Kayhan Kalhor & Brooklyn Rider : "Silent City"

 

Cet album est une histoire de rencontres, histoire comme on dirait affaire, mais aussi comme synonyme de récit.
Bien sûr, et avant tout, il s’agit de rencontres entre des personnes.
D’une part entre les musiciens du Brooklyn Rider à partir de ce besoin ressenti de créer un quatuor à cordes en accord, en phase, avec son temps et son public.
D’autre part, et sans aucun rapport chronologique – cette étape ne vient pas après l’autre - la rencontre avec Kayhan Kalhor. L’occasion de cette rencontre est emblématique: elle a eu lieu dans le cadre du projet « La route de la soie » (« Silk Road Journeys ») initié par le violoncelliste Yo-Yo Ma. Cette fameuse route allait donc encore réunir des cultures et des traditions, provoquer des interactions, initier de nouvelles formes musicales des siècles après.
C’est aussi l’aventure d’une rencontre d’instruments.
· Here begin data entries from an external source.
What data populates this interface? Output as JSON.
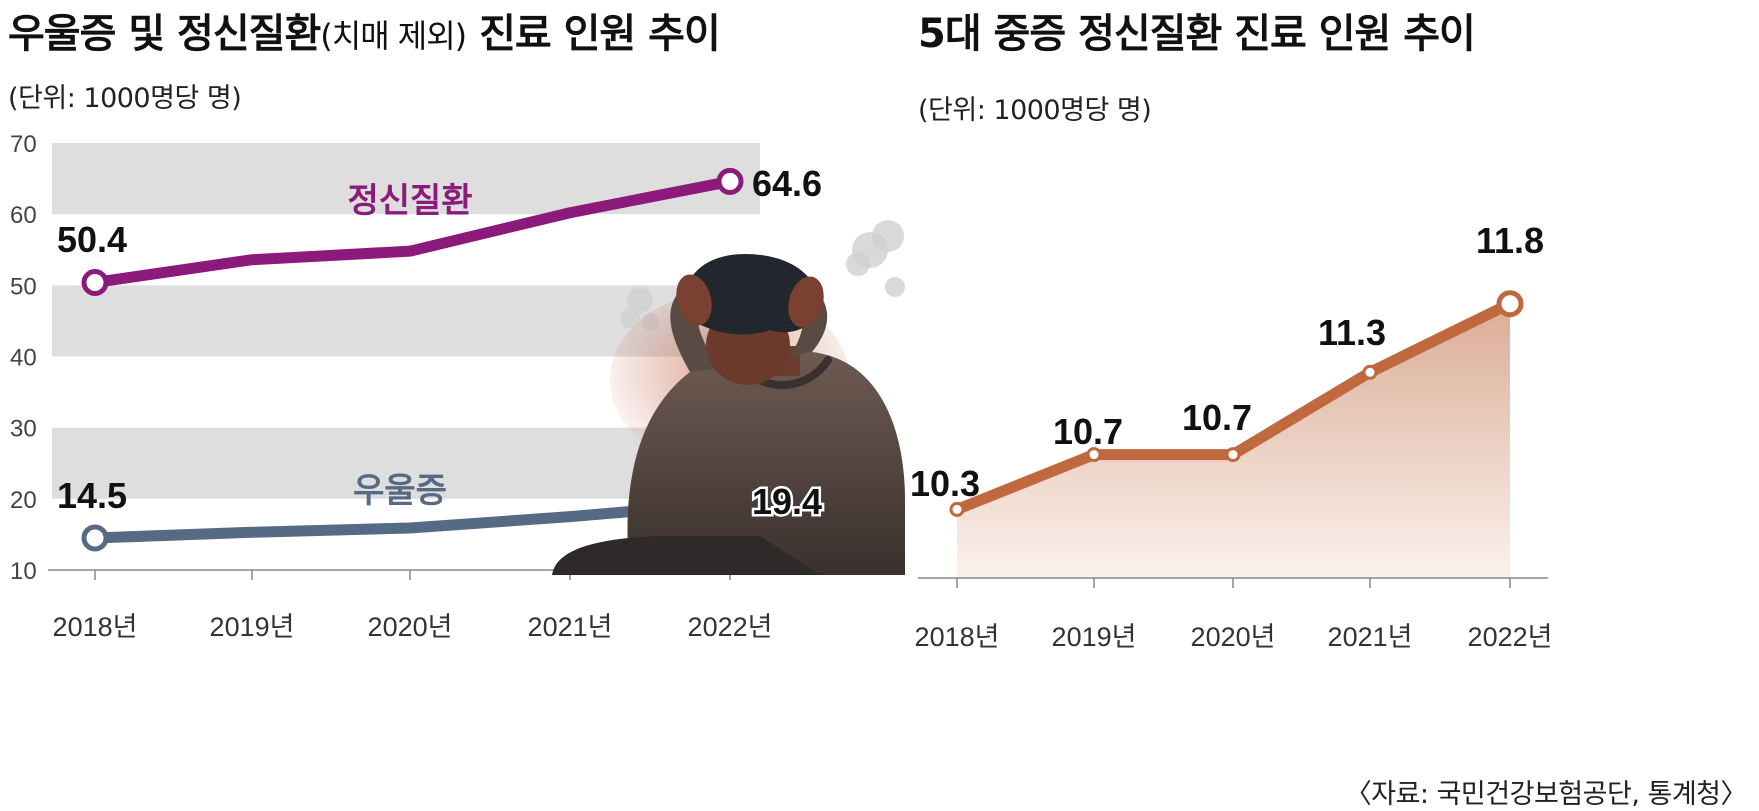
{
  "left": {
    "title_main": "우울증 및 정신질환",
    "title_paren": "(치매 제외)",
    "title_tail": "진료 인원 추이",
    "unit": "(단위: 1000명당 명)"
  },
  "right": {
    "title": "5대 중증 정신질환 진료 인원 추이",
    "unit": "(단위: 1000명당 명)"
  },
  "source": "〈자료: 국민건강보험공단, 통계청〉",
  "colors": {
    "mental": "#8b1a7b",
    "depression": "#566a84",
    "severe": "#c0683e",
    "band": "#dedede"
  },
  "illustration": "stressed-person-holding-head",
  "chart_data": [
    {
      "type": "line",
      "categories": [
        "2018년",
        "2019년",
        "2020년",
        "2021년",
        "2022년"
      ],
      "ylim": [
        10,
        70
      ],
      "yticks": [
        10,
        20,
        30,
        40,
        50,
        60,
        70
      ],
      "series": [
        {
          "name": "정신질환",
          "values": [
            50.4,
            53.6,
            54.8,
            60.2,
            64.6
          ],
          "labels": [
            "50.4",
            "",
            "",
            "",
            "64.6"
          ]
        },
        {
          "name": "우울증",
          "values": [
            14.5,
            15.3,
            15.9,
            17.5,
            19.4
          ],
          "labels": [
            "14.5",
            "",
            "",
            "",
            "19.4"
          ]
        }
      ]
    },
    {
      "type": "area",
      "categories": [
        "2018년",
        "2019년",
        "2020년",
        "2021년",
        "2022년"
      ],
      "ylim": [
        9.8,
        11.9
      ],
      "series": [
        {
          "values": [
            10.3,
            10.7,
            10.7,
            11.3,
            11.8
          ],
          "labels": [
            "10.3",
            "10.7",
            "10.7",
            "11.3",
            "11.8"
          ]
        }
      ]
    }
  ]
}
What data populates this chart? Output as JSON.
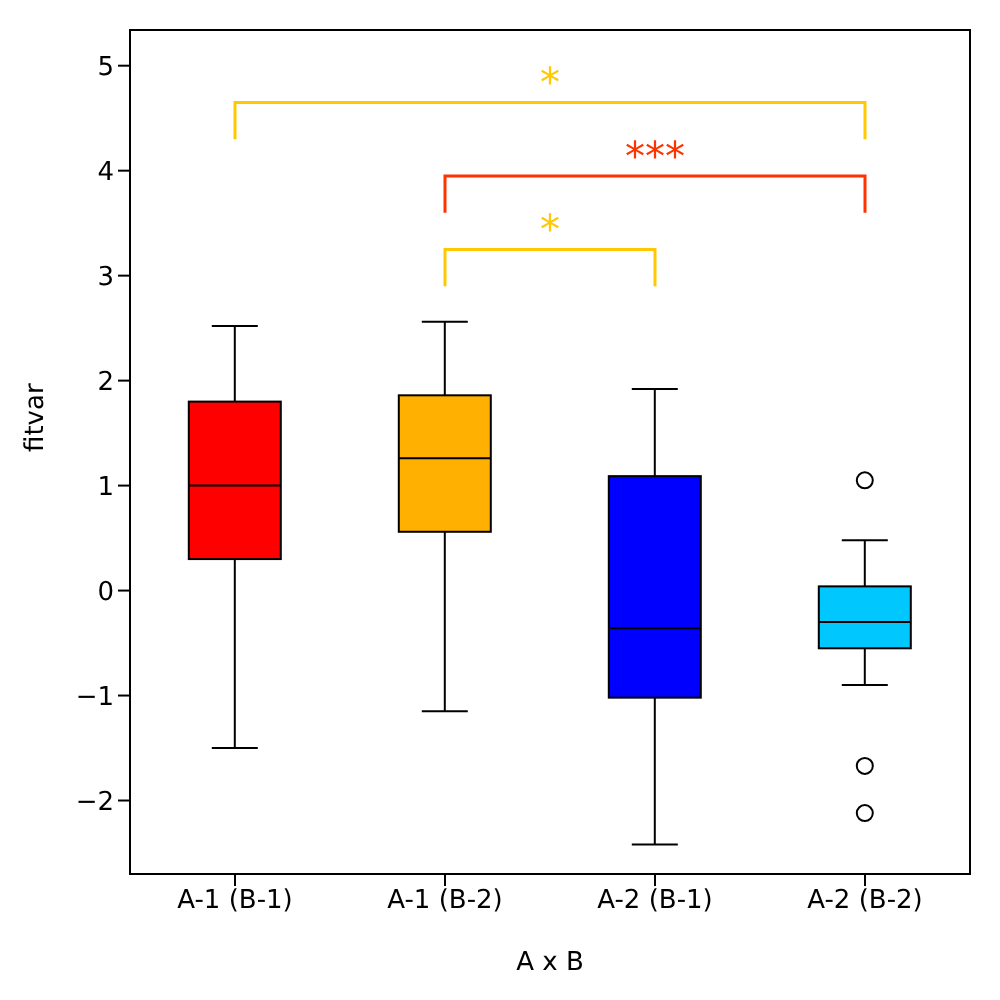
{
  "chart_data": {
    "type": "box",
    "xlabel": "A x B",
    "ylabel": "fitvar",
    "categories": [
      "A-1 (B-1)",
      "A-1 (B-2)",
      "A-2 (B-1)",
      "A-2 (B-2)"
    ],
    "colors": [
      "#ff0000",
      "#ffb000",
      "#0000ff",
      "#00c8ff"
    ],
    "boxes": [
      {
        "low": -1.5,
        "q1": 0.3,
        "median": 1.0,
        "q3": 1.8,
        "high": 2.52
      },
      {
        "low": -1.15,
        "q1": 0.56,
        "median": 1.26,
        "q3": 1.86,
        "high": 2.56
      },
      {
        "low": -2.42,
        "q1": -1.02,
        "median": -0.36,
        "q3": 1.09,
        "high": 1.92
      },
      {
        "low": -0.9,
        "q1": -0.55,
        "median": -0.3,
        "q3": 0.04,
        "high": 0.48,
        "outliers": [
          1.05,
          -1.67,
          -2.12
        ]
      }
    ],
    "ylim": [
      -2.7,
      5.34
    ],
    "yticks": [
      {
        "value": -2,
        "label": "−2"
      },
      {
        "value": -1,
        "label": "−1"
      },
      0,
      1,
      2,
      3,
      4,
      5
    ],
    "annotations": [
      "*",
      "***",
      "*"
    ]
  }
}
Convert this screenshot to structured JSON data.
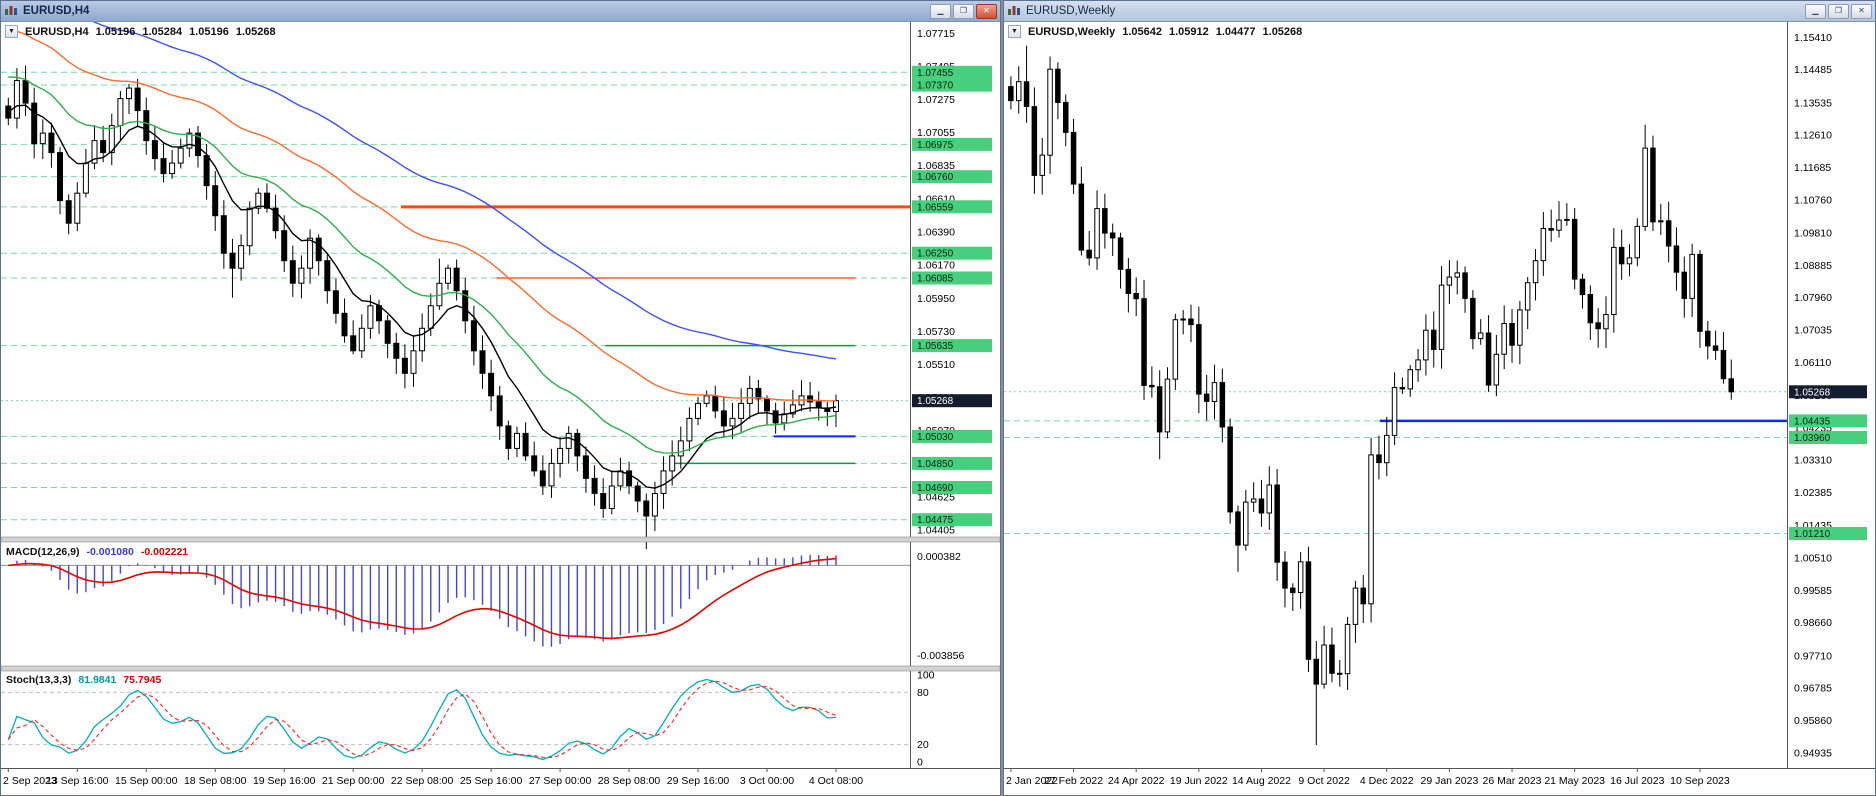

Et celle-ci fut facile, naturelle: le kamanche (instrument à cordes frottées muni d’une caisse de résonance sphérique que l’on retrouve en Iran, en Turquie, au Kurdistan, en Afrique méditerranéenne, en Arménie, en Géorgie…) de Kayhan Kalhor, les violons, l’alto et le violoncelle des musiciens de Brooklyn Rider, tous des instruments à archet ayant des ancêtres communs.
Inévitable, c’est aussi une rencontre de traditions - européennes, iraniennes - de genres musicaux, la musique classique contemporaine (européenne s’il est besoin de le préciser) et la musique classique persane surtout. Toutes deux ont une histoire qui remonte les siècles et relève de l’écrit. Mais autant la musique classique dans ces dernières évolutions a pris nettement ses distances d’avec la religion, autant la musique persane reprend toujours le leitmotiv de la transcendance et de l’amour du divin, leitmotiv que l’on retrouve dans la majorité des musiques sacrées de la région.

Toutes ces rencontres sont à l’origine d’un album à écouter et à vivre comme un voyage : d’un mythe populaire où un oiseau cherche à atteindre le soleil au vers du poète turcophone Fuzûli: « Bien-aimé, ne me laisse pas me décourager », c’est à un périple circulaire que nous sommes conviés.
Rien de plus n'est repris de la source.